Vielleicht ist es das auch, was in zz 11/2019 zur heutigen Pfarrerausbildung von Kay-Ulrich Bronk, dem Direktor des Prediger- und Studienseminars der Nordkirche in Ratzeburg, mit Leidenschaft und etwas Irritation angedeutet wird. Vermutlich waren wir deshalb nicht mehr so „kritisch“ in der Theologie, weil wir den Relevanzverlust der Kirche intuitiv aufgenommen haben und wir heute in unserem Beruf weniger streiten, sondern andere Wege suchen. Das Schrumpfen der Kirche hat die Felder jenseits der Gemeindegrenzen frei werden lassen und Felder eröffnet, die wir mit unterschiedlichen Mitteln bespielen. Manch einer wird dabei zum Performer des Evangeliums. Dabei gilt es, den jeweils eigenen Stil zu finden.

Das kann durchaus diskursiv geschehen, wie man an Textil- oder Liturgiedebatten sehen kann. Diese haben passenderweise ihren Ort weniger im klassischen Printmedium als in Social Media oder im direkten eigenen Umfeld und schaffen es durchaus, in meiner Generation die Gemüter in Wallung zu bringen.

Die aktuelle Corona-Krise befördert diesen Stil. Jede Generation versucht auf ihre Weise, die Menschen zu erreichen – aktuell geschieht viel über digitale Kanäle. Die jüngere Generation versucht es oftmals weniger über abgefilmte Gottesdienste, sondern erscheint vielmehr als Gesprächspartner – oder kokettiert fast schon mit ihrer (Pfarr-)Rolle. Sie positioniert sich weniger als predigende Amtsträgerin, sondern als authentische Influencerin.
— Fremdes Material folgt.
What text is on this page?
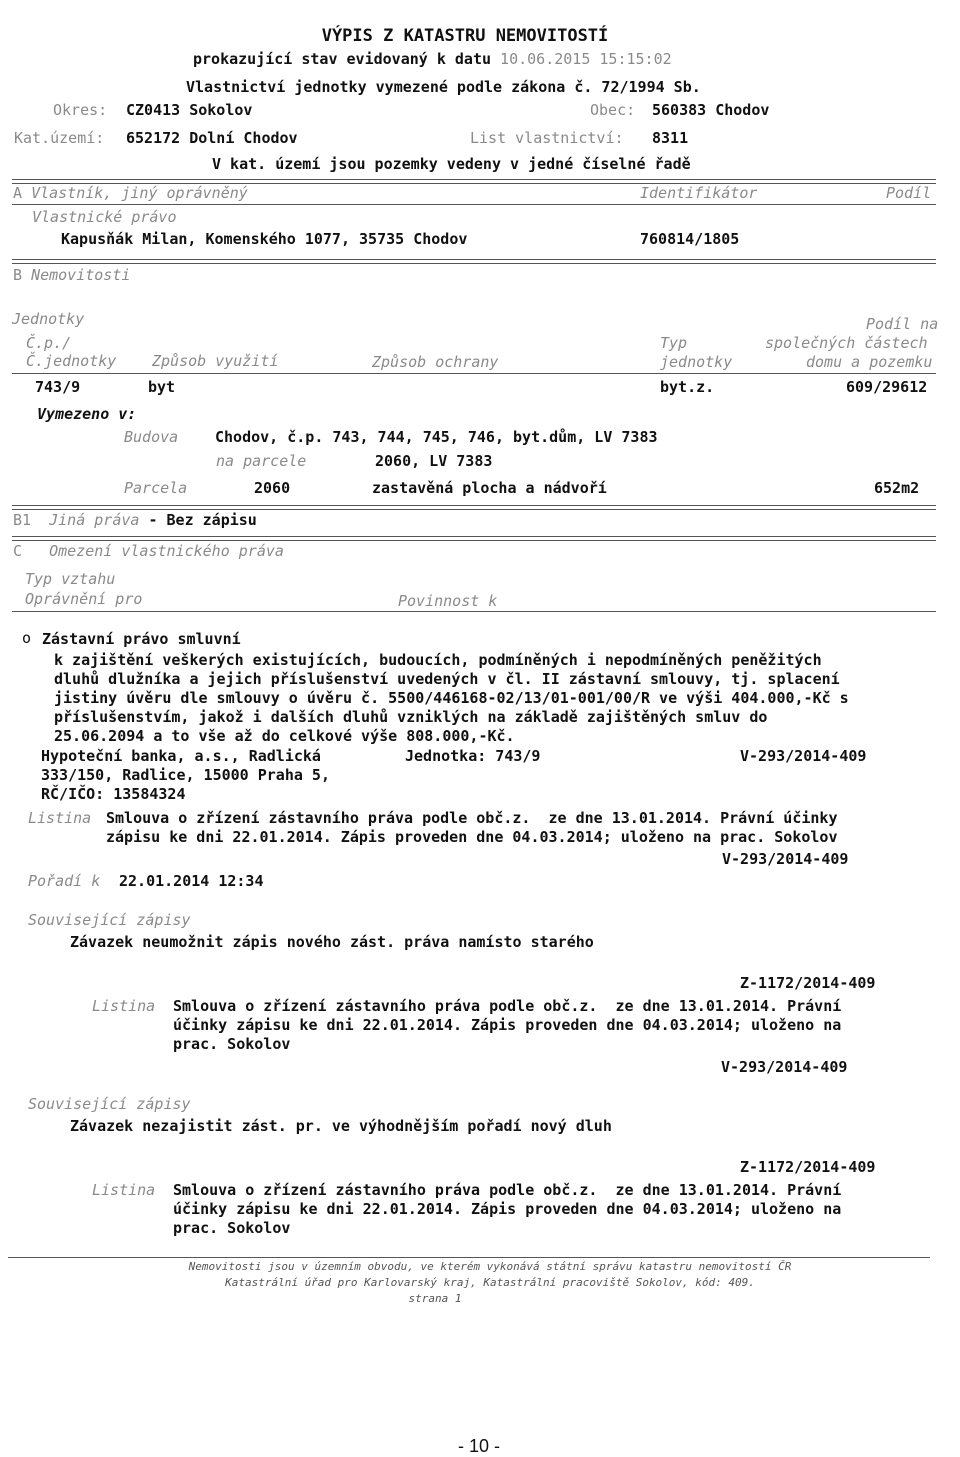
VÝPIS Z KATASTRU NEMOVITOSTÍ
prokazující stav evidovaný k datu 10.06.2015 15:15:02
Vlastnictví jednotky vymezené podle zákona č. 72/1994 Sb.
Okres: CZ0413 Sokolov	Obec: 560383 Chodov
Kat.území: 652172 Dolní Chodov	List vlastnictví: 8311
V kat. území jsou pozemky vedeny v jedné číselné řadě
A Vlastník, jiný oprávněný	Identifikátor	Podíl
Vlastnické právo
Kapusňák Milan, Komenského 1077, 35735 Chodov	760814/1805
B Nemovitosti
Jednotky	Podíl na
Č.p./	Typ	společných částech
Č.jednotky Způsob využití	Způsob ochrany	jednotky	domu a pozemku
743/9	byt	byt.z.	609/29612
Vymezeno v:
Budova Chodov, č.p. 743, 744, 745, 746, byt.dům, LV 7383
na parcele	2060, LV 7383
Parcela	2060	zastavěná plocha a nádvoří	652m2
B1 Jiná práva - Bez zápisu
C Omezení vlastnického práva
Typ vztahu
Oprávnění pro	Povinnost k
o Zástavní právo smluvní
k zajištění veškerých existujících, budoucích, podmíněných i nepodmíněných peněžitých
dluhů dlužníka a jejich příslušenství uvedených v čl. II zástavní smlouvy, tj. splacení
jistiny úvěru dle smlouvy o úvěru č. 5500/446168-02/13/01-001/00/R ve výši 404.000,-Kč s
příslušenstvím, jakož i dalších dluhů vzniklých na základě zajištěných smluv do
25.06.2094 a to vše až do celkové výše 808.000,-Kč.
Hypoteční banka, a.s., Radlická	Jednotka: 743/9	V-293/2014-409
333/150, Radlice, 15000 Praha 5,
RČ/IČO: 13584324
Listina Smlouva o zřízení zástavního práva podle obč.z.  ze dne 13.01.2014. Právní účinky
zápisu ke dni 22.01.2014. Zápis proveden dne 04.03.2014; uloženo na prac. Sokolov
V-293/2014-409
Pořadí k 22.01.2014 12:34
Související zápisy
Závazek neumožnit zápis nového zást. práva namísto starého
Z-1172/2014-409
Listina Smlouva o zřízení zástavního práva podle obč.z.  ze dne 13.01.2014. Právní
účinky zápisu ke dni 22.01.2014. Zápis proveden dne 04.03.2014; uloženo na
prac. Sokolov
V-293/2014-409
Související zápisy
Závazek nezajistit zást. pr. ve výhodnějším pořadí nový dluh
Z-1172/2014-409
Listina Smlouva o zřízení zástavního práva podle obč.z.  ze dne 13.01.2014. Právní
účinky zápisu ke dni 22.01.2014. Zápis proveden dne 04.03.2014; uloženo na
prac. Sokolov
Nemovitosti jsou v územním obvodu, ve kterém vykonává státní správu katastru nemovitostí ČR
Katastrální úřad pro Karlovarský kraj, Katastrální pracoviště Sokolov, kód: 409.
strana 1
- 10 -
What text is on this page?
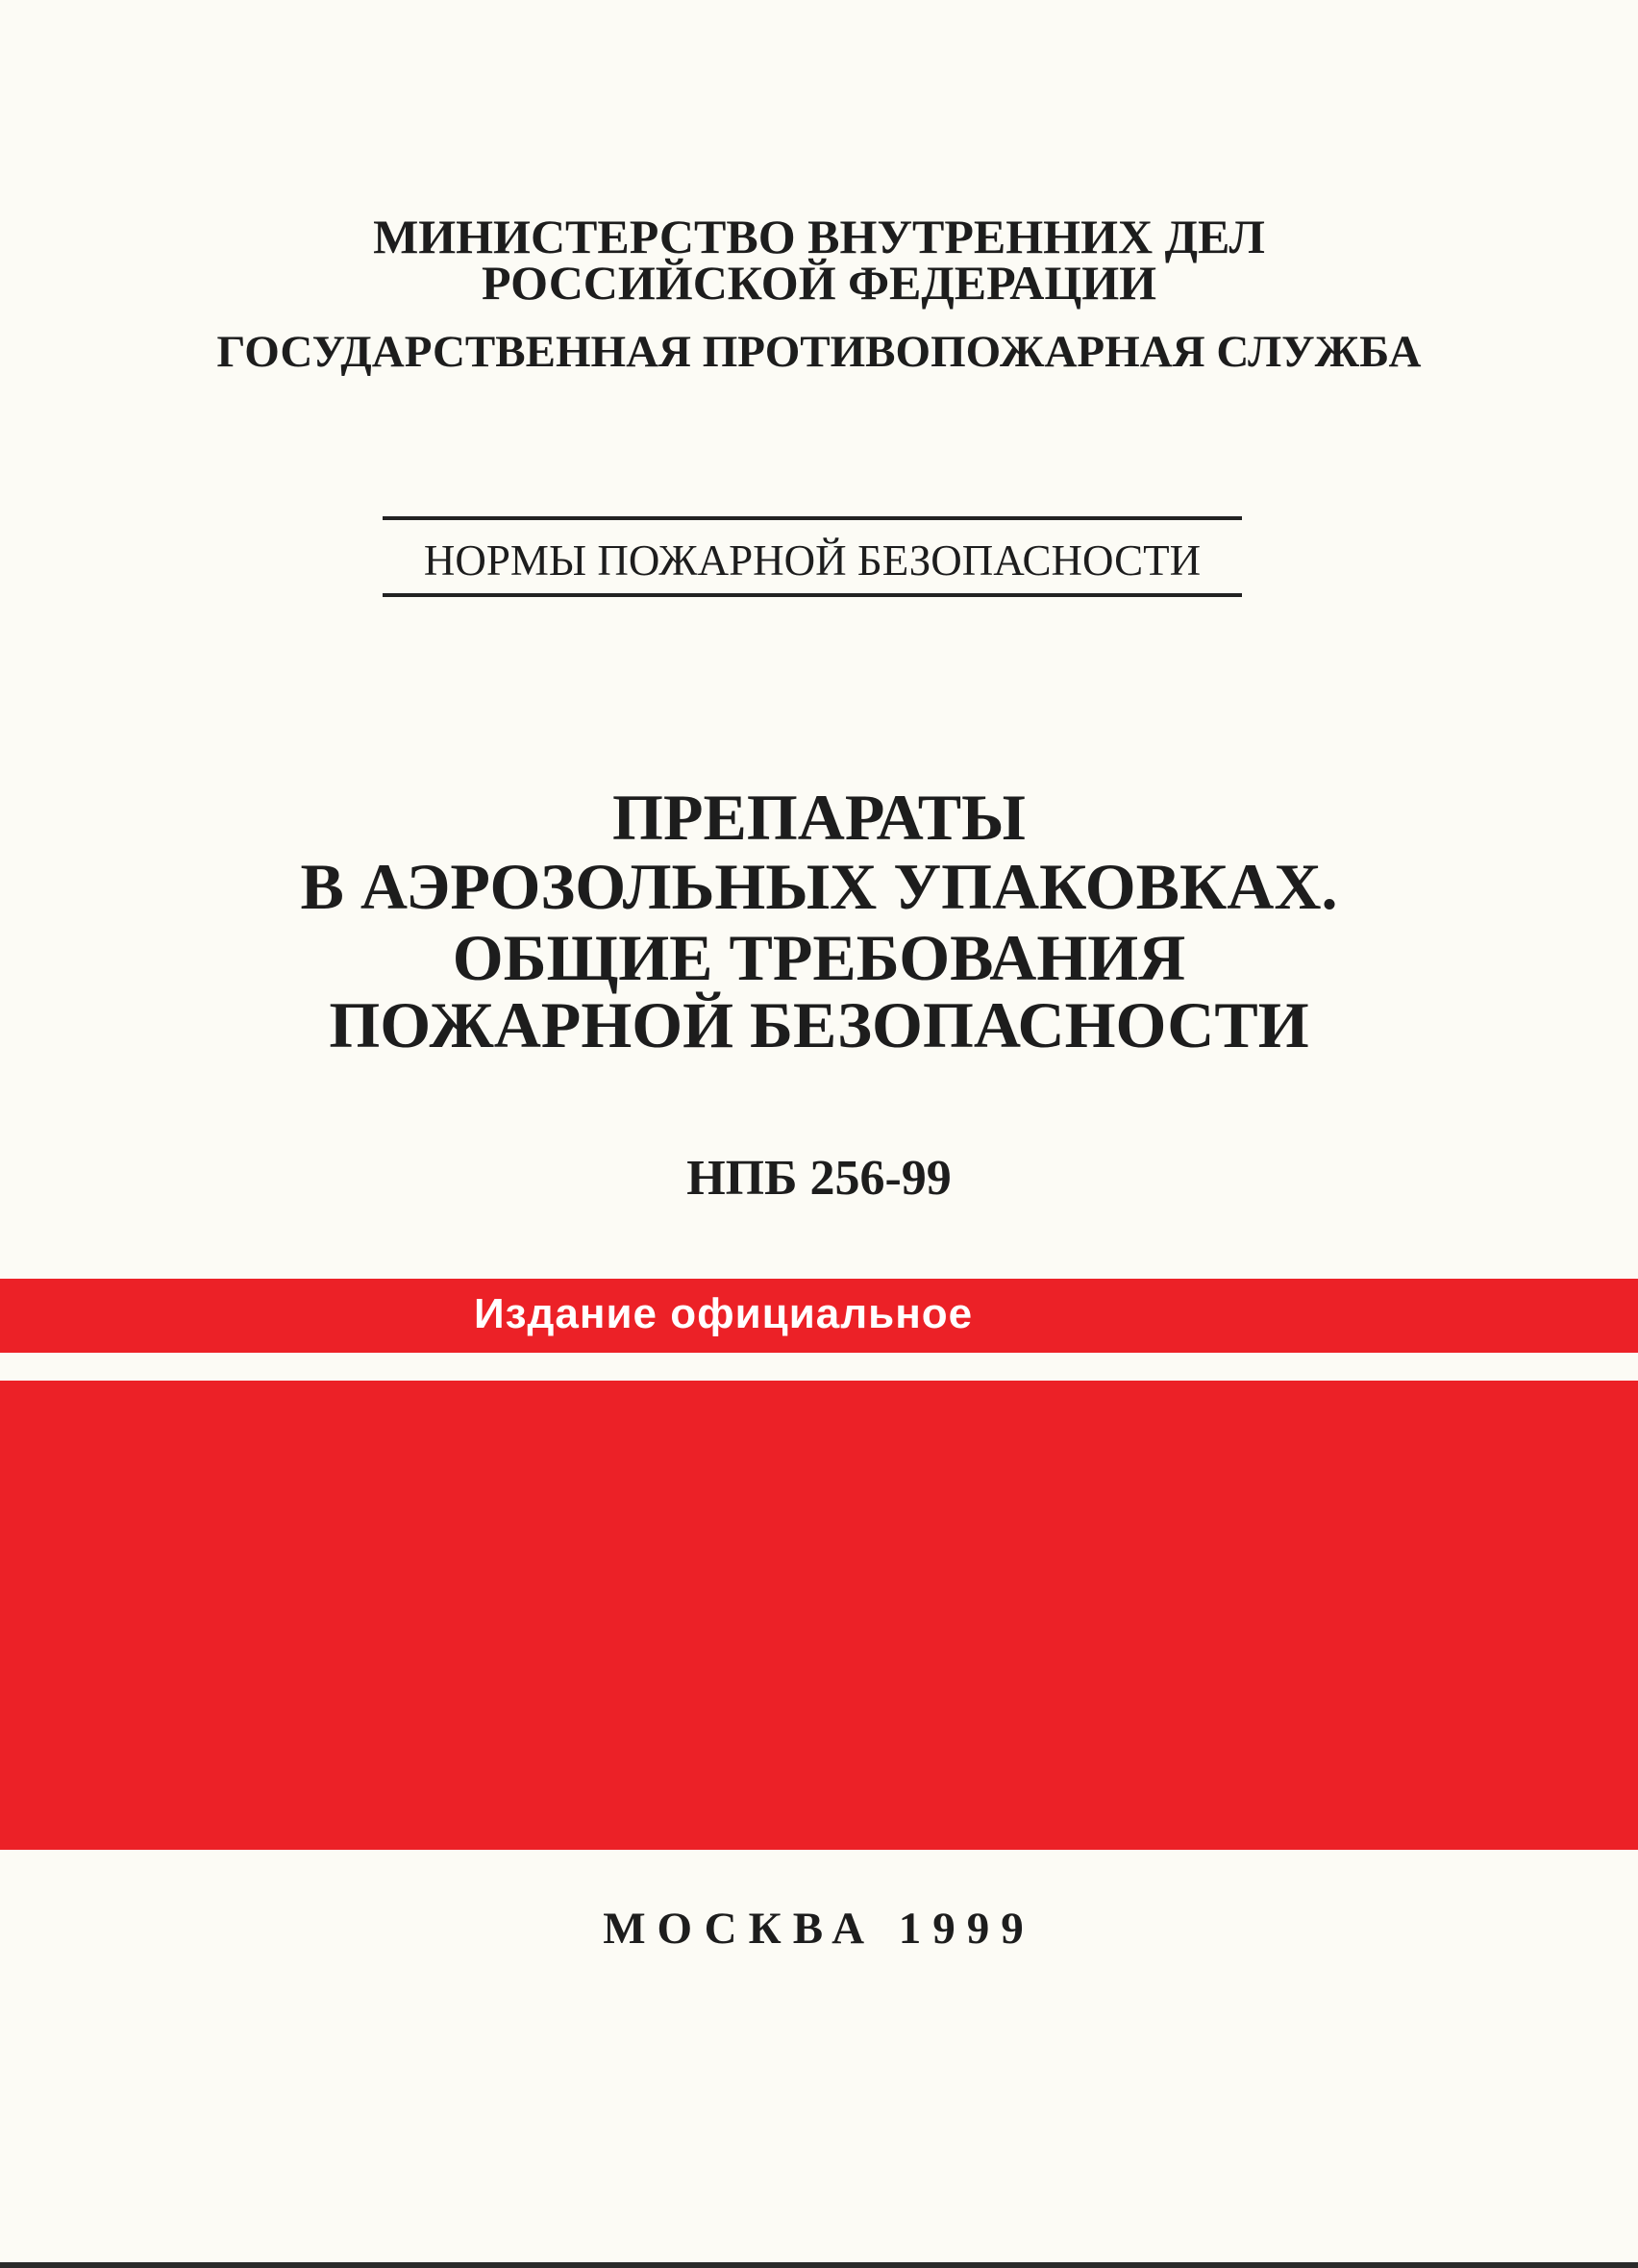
МИНИСТЕРСТВО ВНУТРЕННИХ ДЕЛ

РОССИЙСКОЙ ФЕДЕРАЦИИ

ГОСУДАРСТВЕННАЯ ПРОТИВОПОЖАРНАЯ СЛУЖБА

НОРМЫ ПОЖАРНОЙ БЕЗОПАСНОСТИ

ПРЕПАРАТЫ

В АЭРОЗОЛЬНЫХ УПАКОВКАХ.

ОБЩИЕ ТРЕБОВАНИЯ

ПОЖАРНОЙ БЕЗОПАСНОСТИ

НПБ 256-99

Издание официальное

МОСКВА 1999
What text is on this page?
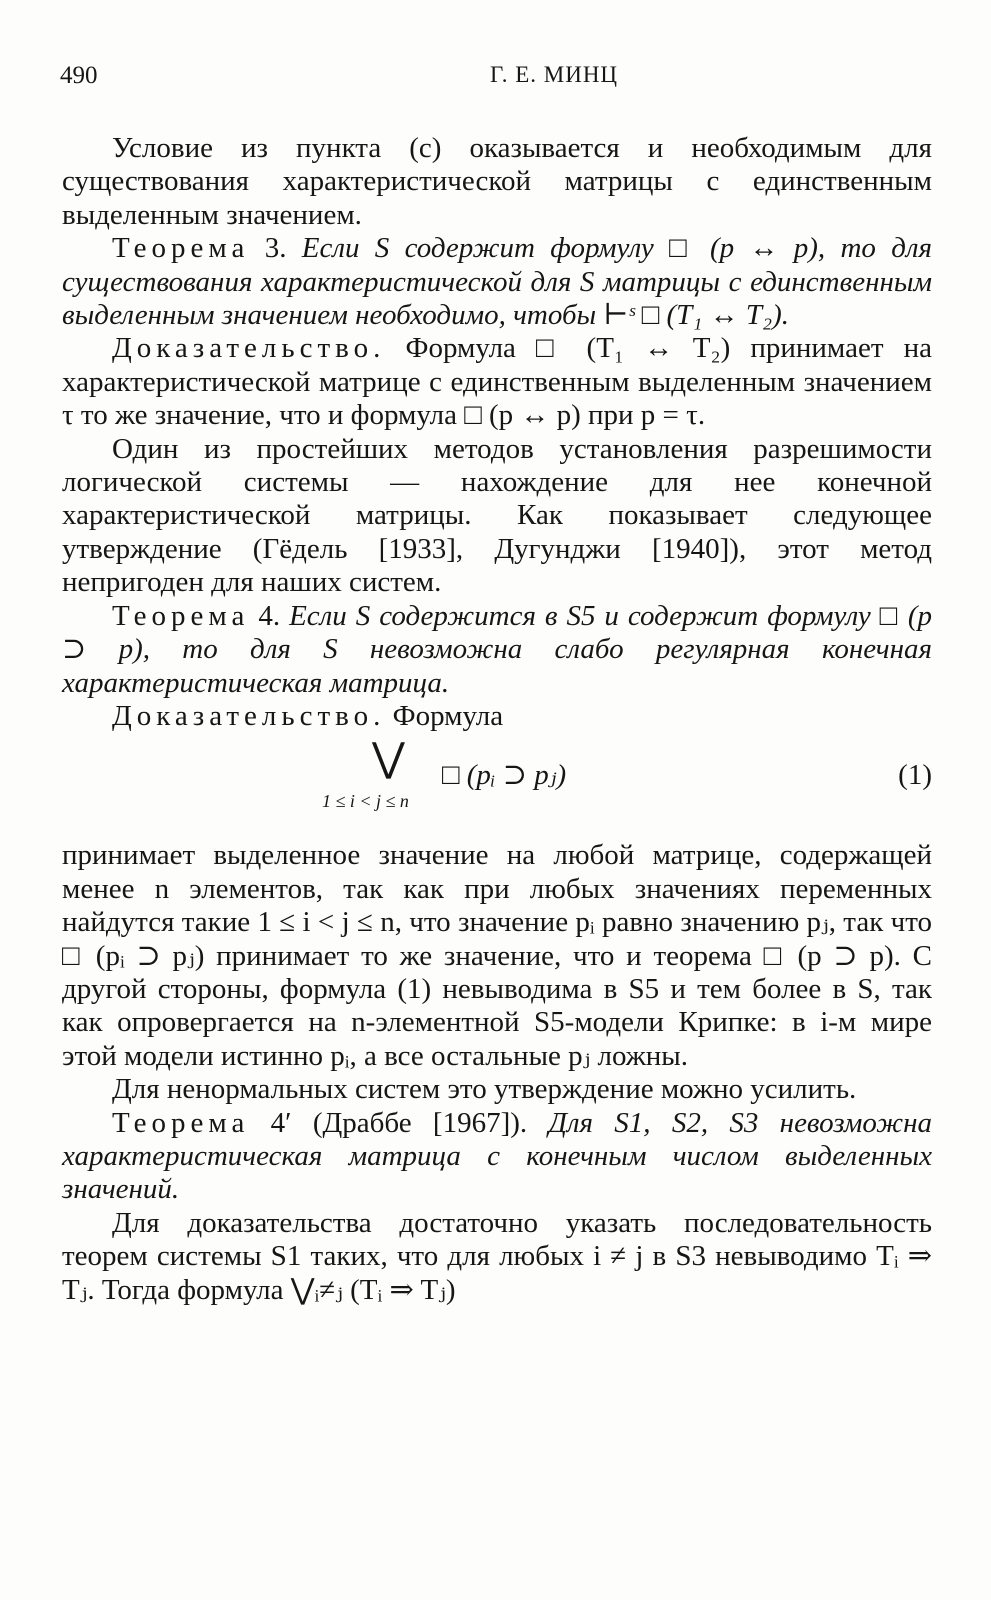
490	Г. Е. МИНЦ

Условие из пункта (с) оказывается и необходимым для существования характеристической матрицы с единственным выделенным значением.

Теорема 3. Если S содержит формулу □ (p ↔ p), то для существования характеристической для S матрицы с единственным выделенным значением необходимо, чтобы ⊢ˢ □ (T₁ ↔ T₂).

Доказательство. Формула □ (T₁ ↔ T₂) принимает на характеристической матрице с единственным выделенным значением τ то же значение, что и формула □ (p ↔ p) при p = τ.

Один из простейших методов установления разрешимости логической системы — нахождение для нее конечной характеристической матрицы. Как показывает следующее утверждение (Гёдель [1933], Дугунджи [1940]), этот метод непригоден для наших систем.

Теорема 4. Если S содержится в S5 и содержит формулу □ (p ⊃ p), то для S невозможна слабо регулярная конечная характеристическая матрица.

Доказательство. Формула

⋁
1 ≤ i < j ≤ n
□ (pᵢ ⊃ pⱼ)	(1)

принимает выделенное значение на любой матрице, содержащей менее n элементов, так как при любых значениях переменных найдутся такие 1 ≤ i < j ≤ n, что значение pᵢ равно значению pⱼ, так что □ (pᵢ ⊃ pⱼ) принимает то же значение, что и теорема □ (p ⊃ p). С другой стороны, формула (1) невыводима в S5 и тем более в S, так как опровергается на n-элементной S5-модели Крипке: в i-м мире этой модели истинно pᵢ, а все остальные pⱼ ложны.

Для ненормальных систем это утверждение можно усилить.

Теорема 4′ (Драббе [1967]). Для S1, S2, S3 невозможна характеристическая матрица с конечным числом выделенных значений.

Для доказательства достаточно указать последовательность теорем системы S1 таких, что для любых i ≠ j в S3 невыводимо Tᵢ ⇒ Tⱼ. Тогда формула ⋁ᵢ≠ⱼ (Tᵢ ⇒ Tⱼ)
Eine Identität für die Zukunft

Ich schätze meine Generation innerhalb und außerhalb der Sphäre von Theologinnen und Theologen. An uns mit unserer geballten Vielfalt stellt sich allerdings die Frage, wie wir in Zukunft Volkskirche sein wollen. Denn mit der Auflösung der Mehrheitskultur in viele Subkulturen sind wir mitten in einem Prozess, der „die Pfarrerin oder den Pfarrer für alle in eine ziemliche Zerreißprobe bringt.

Wie will man in diesen Zeiten für seine Gemeindeglieder ungeachtet von Herkunft, Bildungsstand und Vermögen gleichermaßen da sein? Das ist schwierig. Die Milieu-Debatte zu Beginn des vergangenen Jahrzehnts hat es deutlich gemacht. Dennoch gibt es Lösungen. Als Pfarrer inspiriert mich der schon viele Jahre alte Artikel „Der Prediger in der Predigt“ von Manfred Josuttis, abgedruckt in dem Sammelband Predigt. Texte zum Verständnis und zur Praxis der Predigt in der Neuzeit von Friedrich Wintzer aus dem Jahr 1989. Anhand des „Ich“ in der Predigt differenziert er zwischen den verschiedenen Rollen des Predigers und schafft es, Amt und Authentizität zusammenzubringen. Für eine pastorale Identität der Gegenwart scheint mir das eine der zentralen Fragen zu sein.

„Volkskirche leben“, das heißt in meiner Generation: authentisch Teil der Kirche sein. Kirche ist eben eine Option unter vielen geworden, und ich bin als Pfarrer für mein weitgehend säkulares Umfeld das Gesicht dieser Organisation. Indem ich sichtbar im Dienst – und der endet bekanntlich nicht mit dem Verlassen des Pfarrbüros – meinen Glauben lebe, gebe ich dem Christsein ein Gesicht, nämlich mein Gesicht. Trotzdem oder auch gerade deshalb achten wir auf Grenzen und Privatheit. In Zeiten allgemeiner Erreichbarkeit via E-Mail und Smartphone mit allerlei Apps einerseits und dem Rückgang von Pfarrstellen samt der damit verbundenen Fokussierung auf die, die übrig bleiben, andererseits müssen wir vieles neu justieren.

Ich glaube, dass meine Generation ihr „Pfarr-Ich“ anders finden muss als die Generationen vor uns. Wir haben große Freiheiten, unseren schönen Dienst mit Leben zu füllen. Wie gut ist es, wenn das fröhlich-authentisch und zugleich gewissenhaft-verantwortlich gelingt.